Members of the East Falls Community Council approved a plan on Monday night that will bring increased parking to the neighborhood’s Ridge Avenue business corridor.
Presented by Gina Snyder, executive director of the East Falls Development Corporation, the proposal will bring approximately 10 parking spaces to the west side of Ridge Avenue, adjacent to the Inn Yard Park. In addition, a pedestrian crosswalk will be installed at the intersection of Ridge Avenue and Stanton Street.
To accommodate the parking spaces, the sidewalk along Inn Yard Park will be cut into by eight-feet. As part of the design – undertaken by the City’s Department of Parks and Recreation’s Capital Programs – 259-sq. feet of the park will be removed to ensure a uniform sidewalk width of eight-feet throughout.
At present, the park has a gradual taper along its eastern border, resulting in a sidewalk that expands from 13-ft. to 16-ft. heading northbound. Snyder explained that Dept. of Parks and Recreation insisted upon a uniform sidewalk diameter of eight-feet, and added that the Streets Department has approved all traffic safety and pedestrian crossing plans.
Funding for the project will be provided through the office of 4th District Councilman Curtis Jones, Jr., and is estimated to cost upwards of $100,000. Final design work and installation will be handled by Parks and Recreation, which will provide Snyder with a completion date when determined.
Conceptual plans for additional Ridge Avenue parking were included in the “East Falls Reconnects to the River” proposal, which was adopted by EFDC in 2003 and subsequently approved by the EFCC.
While the additional parking was presented as a means of alleviating neighborhood and business district parking woes – along with drawing additional customers into the district, thus combating high vacancy rates along the Ridge Avenue corridor – some community members voiced pointed opposition to the plan.
A letter distributed at the meeting by the Friends of Inn Yard Park outlined the criticisms, which were directed at perceptions of lost visibility for the park, the promotion of “driveability” over “walkability,” and the loss of green space and trees. In addition, the group questioned the evidence that supported EFDC’s plans, suggesting an absence of dedicated studies.
Community resident George Grigonis presented FIYP’s concerns. He said that the plan for parking was not a new idea that would “magically invigorate” East Falls’ business district.
“The challenges to having a vibrant commercial landscape are not about providing a convenience for cars,” said Grigonis, “it’s about serving the community, which is only steps away.”
Support from the business corridor
Some residents were upset over the loss of trees along the Ridge Avenue sidewalk.

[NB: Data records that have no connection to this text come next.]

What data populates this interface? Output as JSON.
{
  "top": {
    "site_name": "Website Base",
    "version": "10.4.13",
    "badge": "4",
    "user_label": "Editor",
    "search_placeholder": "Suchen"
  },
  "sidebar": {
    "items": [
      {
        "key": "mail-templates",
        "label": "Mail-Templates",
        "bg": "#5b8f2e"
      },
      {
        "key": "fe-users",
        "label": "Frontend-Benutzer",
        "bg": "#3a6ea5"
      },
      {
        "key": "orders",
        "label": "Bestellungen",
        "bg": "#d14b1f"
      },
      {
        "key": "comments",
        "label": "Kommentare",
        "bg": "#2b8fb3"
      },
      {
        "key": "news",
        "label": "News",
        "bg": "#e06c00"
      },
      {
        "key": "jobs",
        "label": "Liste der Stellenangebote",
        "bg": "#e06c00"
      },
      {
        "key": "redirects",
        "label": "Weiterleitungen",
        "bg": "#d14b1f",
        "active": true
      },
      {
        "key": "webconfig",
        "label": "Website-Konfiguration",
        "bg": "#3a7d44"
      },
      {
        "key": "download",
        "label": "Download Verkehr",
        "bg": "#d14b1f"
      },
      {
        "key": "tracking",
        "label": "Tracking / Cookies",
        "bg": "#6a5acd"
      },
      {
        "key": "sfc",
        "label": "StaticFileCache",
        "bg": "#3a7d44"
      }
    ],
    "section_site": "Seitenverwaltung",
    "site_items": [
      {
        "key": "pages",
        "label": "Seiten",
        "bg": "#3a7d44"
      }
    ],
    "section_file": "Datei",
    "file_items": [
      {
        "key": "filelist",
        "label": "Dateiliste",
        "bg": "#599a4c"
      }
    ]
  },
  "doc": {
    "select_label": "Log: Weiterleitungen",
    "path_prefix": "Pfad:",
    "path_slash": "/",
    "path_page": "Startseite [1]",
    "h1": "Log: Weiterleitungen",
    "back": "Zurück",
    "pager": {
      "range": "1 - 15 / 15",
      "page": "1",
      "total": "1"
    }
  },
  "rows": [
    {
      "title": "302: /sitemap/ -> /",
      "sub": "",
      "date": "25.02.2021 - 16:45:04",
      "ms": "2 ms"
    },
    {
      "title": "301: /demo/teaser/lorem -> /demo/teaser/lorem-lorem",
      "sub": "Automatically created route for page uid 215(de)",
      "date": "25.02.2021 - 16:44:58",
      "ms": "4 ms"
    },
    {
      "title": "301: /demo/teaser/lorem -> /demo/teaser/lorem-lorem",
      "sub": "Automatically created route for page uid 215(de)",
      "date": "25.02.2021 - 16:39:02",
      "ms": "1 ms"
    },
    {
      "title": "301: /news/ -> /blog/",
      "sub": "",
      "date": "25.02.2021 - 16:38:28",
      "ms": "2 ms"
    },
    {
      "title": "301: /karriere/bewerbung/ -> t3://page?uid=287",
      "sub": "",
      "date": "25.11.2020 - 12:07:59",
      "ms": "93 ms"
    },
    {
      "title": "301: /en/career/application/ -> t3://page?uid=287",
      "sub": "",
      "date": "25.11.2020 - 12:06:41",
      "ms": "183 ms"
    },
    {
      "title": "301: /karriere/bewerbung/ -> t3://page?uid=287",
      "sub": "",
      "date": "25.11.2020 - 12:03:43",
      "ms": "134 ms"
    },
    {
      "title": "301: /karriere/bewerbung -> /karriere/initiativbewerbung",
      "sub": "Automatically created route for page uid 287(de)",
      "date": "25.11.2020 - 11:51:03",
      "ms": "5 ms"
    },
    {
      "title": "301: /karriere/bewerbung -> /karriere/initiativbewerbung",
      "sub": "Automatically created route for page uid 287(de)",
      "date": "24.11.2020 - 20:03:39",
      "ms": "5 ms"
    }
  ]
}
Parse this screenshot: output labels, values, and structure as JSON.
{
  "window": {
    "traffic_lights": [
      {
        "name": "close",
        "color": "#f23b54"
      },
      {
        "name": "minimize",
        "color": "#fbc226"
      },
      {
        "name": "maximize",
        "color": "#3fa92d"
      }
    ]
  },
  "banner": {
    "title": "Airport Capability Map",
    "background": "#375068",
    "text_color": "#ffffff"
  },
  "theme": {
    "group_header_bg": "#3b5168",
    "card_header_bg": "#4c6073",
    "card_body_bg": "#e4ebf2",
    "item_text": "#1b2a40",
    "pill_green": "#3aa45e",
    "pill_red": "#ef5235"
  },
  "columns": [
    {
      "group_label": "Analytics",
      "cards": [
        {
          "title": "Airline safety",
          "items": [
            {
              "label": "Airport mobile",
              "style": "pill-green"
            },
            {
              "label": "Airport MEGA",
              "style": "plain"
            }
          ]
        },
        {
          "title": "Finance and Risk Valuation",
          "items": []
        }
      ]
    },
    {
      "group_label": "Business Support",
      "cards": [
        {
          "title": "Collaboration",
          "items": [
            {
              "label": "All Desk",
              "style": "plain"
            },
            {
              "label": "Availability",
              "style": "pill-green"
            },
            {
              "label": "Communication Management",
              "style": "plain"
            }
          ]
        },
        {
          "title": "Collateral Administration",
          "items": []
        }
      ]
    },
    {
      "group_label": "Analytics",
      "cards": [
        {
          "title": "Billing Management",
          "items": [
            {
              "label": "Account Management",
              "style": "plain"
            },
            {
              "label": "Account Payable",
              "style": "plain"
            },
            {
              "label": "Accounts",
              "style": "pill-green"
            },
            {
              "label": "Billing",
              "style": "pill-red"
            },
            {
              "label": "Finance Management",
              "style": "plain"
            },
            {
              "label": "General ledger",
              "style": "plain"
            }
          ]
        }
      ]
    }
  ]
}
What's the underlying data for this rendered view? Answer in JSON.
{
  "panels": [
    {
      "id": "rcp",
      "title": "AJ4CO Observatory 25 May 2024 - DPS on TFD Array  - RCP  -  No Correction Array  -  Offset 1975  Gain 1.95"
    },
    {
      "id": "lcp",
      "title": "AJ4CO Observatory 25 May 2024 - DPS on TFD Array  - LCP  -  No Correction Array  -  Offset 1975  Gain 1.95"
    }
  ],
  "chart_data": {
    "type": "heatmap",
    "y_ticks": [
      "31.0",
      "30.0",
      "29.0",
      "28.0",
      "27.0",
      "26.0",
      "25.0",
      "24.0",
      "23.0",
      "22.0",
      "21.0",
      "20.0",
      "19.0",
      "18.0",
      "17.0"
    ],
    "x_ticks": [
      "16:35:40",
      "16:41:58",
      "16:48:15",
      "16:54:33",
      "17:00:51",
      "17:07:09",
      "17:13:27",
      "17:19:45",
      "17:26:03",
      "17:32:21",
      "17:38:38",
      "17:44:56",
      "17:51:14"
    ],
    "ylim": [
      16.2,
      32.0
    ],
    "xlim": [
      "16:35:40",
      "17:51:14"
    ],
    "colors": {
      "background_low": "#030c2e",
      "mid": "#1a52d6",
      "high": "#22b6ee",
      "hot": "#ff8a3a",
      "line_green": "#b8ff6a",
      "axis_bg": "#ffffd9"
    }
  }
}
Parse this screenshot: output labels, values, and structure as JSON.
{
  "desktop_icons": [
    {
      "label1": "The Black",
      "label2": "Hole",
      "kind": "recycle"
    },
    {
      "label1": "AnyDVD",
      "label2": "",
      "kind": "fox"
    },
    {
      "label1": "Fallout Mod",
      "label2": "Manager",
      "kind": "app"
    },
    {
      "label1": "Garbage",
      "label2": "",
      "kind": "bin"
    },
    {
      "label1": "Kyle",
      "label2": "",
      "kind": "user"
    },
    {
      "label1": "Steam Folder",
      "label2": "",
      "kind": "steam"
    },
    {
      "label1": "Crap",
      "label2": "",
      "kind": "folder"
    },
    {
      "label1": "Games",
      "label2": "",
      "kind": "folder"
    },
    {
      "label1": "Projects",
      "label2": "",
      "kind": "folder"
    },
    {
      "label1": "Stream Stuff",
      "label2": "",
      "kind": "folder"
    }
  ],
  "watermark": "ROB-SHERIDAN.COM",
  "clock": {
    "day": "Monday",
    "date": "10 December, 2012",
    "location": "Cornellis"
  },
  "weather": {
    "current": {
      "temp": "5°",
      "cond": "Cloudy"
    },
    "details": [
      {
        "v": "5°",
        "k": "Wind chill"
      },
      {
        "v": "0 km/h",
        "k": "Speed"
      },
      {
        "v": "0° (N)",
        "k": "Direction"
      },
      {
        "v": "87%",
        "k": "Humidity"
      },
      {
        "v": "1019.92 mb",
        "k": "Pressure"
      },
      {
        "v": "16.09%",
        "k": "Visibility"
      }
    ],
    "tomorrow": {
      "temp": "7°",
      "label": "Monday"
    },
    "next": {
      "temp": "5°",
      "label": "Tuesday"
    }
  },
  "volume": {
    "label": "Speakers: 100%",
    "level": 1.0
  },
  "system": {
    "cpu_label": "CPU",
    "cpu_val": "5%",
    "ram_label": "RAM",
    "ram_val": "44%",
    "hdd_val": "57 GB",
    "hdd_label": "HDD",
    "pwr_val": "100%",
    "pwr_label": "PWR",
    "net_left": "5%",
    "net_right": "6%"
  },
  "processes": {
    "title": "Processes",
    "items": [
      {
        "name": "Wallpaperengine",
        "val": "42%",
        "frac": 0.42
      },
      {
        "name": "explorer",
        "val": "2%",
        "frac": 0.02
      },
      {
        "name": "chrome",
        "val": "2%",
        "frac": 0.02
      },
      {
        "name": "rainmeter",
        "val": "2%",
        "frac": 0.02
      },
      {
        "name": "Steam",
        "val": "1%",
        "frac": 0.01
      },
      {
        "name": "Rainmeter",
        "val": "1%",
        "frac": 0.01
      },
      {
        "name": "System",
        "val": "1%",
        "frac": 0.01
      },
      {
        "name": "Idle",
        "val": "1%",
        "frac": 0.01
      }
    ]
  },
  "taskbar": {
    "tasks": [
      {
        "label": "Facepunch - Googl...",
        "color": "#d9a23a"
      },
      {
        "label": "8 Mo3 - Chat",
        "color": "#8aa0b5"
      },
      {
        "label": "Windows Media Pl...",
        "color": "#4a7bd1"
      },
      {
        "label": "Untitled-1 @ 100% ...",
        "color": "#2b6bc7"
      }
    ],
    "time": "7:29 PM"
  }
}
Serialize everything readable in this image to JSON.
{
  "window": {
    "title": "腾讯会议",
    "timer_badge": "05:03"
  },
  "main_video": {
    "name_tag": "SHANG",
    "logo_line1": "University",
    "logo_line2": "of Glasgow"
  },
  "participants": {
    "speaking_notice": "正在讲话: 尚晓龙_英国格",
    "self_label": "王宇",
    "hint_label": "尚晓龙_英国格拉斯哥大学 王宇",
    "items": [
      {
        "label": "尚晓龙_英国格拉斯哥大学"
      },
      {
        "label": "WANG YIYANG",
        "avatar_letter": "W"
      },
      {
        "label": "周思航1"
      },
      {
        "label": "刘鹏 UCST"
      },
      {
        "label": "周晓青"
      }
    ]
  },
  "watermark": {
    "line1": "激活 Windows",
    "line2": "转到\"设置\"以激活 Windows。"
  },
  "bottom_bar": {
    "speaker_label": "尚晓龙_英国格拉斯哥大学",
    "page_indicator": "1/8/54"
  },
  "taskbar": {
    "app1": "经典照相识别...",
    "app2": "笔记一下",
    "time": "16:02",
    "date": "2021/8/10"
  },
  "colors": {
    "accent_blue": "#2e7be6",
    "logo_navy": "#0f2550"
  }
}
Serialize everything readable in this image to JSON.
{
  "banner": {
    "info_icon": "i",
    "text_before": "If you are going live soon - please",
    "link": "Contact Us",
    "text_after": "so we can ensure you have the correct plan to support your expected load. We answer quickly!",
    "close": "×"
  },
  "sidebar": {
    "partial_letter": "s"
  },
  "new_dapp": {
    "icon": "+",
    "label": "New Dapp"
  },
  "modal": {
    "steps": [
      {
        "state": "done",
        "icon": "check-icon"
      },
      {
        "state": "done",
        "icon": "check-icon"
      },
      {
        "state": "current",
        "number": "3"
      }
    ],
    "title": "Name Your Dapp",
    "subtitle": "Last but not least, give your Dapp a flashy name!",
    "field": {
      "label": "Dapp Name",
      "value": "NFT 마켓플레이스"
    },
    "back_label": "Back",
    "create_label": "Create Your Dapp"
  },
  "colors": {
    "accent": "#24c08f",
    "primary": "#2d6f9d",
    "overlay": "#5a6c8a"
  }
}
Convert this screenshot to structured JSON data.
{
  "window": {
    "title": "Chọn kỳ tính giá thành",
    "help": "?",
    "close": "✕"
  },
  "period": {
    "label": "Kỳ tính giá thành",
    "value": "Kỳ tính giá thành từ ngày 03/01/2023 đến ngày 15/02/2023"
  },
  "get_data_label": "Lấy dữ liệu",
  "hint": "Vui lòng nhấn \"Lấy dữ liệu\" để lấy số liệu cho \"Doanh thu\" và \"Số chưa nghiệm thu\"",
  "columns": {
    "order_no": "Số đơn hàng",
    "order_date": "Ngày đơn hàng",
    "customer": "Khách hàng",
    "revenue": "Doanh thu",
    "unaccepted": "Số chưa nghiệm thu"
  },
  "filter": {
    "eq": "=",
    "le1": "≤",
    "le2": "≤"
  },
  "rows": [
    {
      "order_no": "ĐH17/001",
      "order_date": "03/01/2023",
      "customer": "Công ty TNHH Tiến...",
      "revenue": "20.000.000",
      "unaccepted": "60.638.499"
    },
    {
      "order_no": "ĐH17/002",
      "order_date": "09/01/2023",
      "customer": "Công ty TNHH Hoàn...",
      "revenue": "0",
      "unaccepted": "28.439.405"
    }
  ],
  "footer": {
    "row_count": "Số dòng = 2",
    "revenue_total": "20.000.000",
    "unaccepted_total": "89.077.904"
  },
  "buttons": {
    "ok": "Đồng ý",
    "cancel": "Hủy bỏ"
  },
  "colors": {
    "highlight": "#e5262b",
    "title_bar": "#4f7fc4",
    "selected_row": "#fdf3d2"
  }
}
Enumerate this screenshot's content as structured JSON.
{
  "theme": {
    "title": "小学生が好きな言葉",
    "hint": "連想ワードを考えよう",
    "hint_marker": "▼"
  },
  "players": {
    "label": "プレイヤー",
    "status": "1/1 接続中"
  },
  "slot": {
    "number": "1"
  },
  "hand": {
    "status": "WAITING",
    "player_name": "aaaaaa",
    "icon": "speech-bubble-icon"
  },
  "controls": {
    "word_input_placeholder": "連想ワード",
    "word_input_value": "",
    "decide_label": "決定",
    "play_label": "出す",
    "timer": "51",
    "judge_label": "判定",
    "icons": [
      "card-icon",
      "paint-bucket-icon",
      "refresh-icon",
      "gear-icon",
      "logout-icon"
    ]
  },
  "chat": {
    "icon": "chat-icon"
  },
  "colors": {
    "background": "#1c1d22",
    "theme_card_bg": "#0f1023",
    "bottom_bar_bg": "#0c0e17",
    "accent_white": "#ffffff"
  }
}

While Snyder was not offered a direct rebuttal, she mentioned in her earlier presentation that the trees were originally planted on a temporary basis to help combat illegal parking along the sidewalk. She signaled a commitment to replant or replace any lost trees.
Jim Williamson, co-owner of Slices’ Pizza on Ridge Avenue, supported the proposal, saying he couldn’t stress enough the importance of parking along the corridor, particularly as a means of addressing the large amount of vacancies in the area.
“As important as parking is for long-standing business, it’s that much more important for a new businesses,” he said.
Williamson’s eight-year-old business was specifically mentioned in Snyder’s initial presentation – Slices endured a 30-percent drop in business subsequent to the removal of parking. To encourage support for the proposal, Williamson collected over 300 signatures of support from residents, business owners, and visitors.
“We’ve been waiting eight years,” he said, “and we really need it.”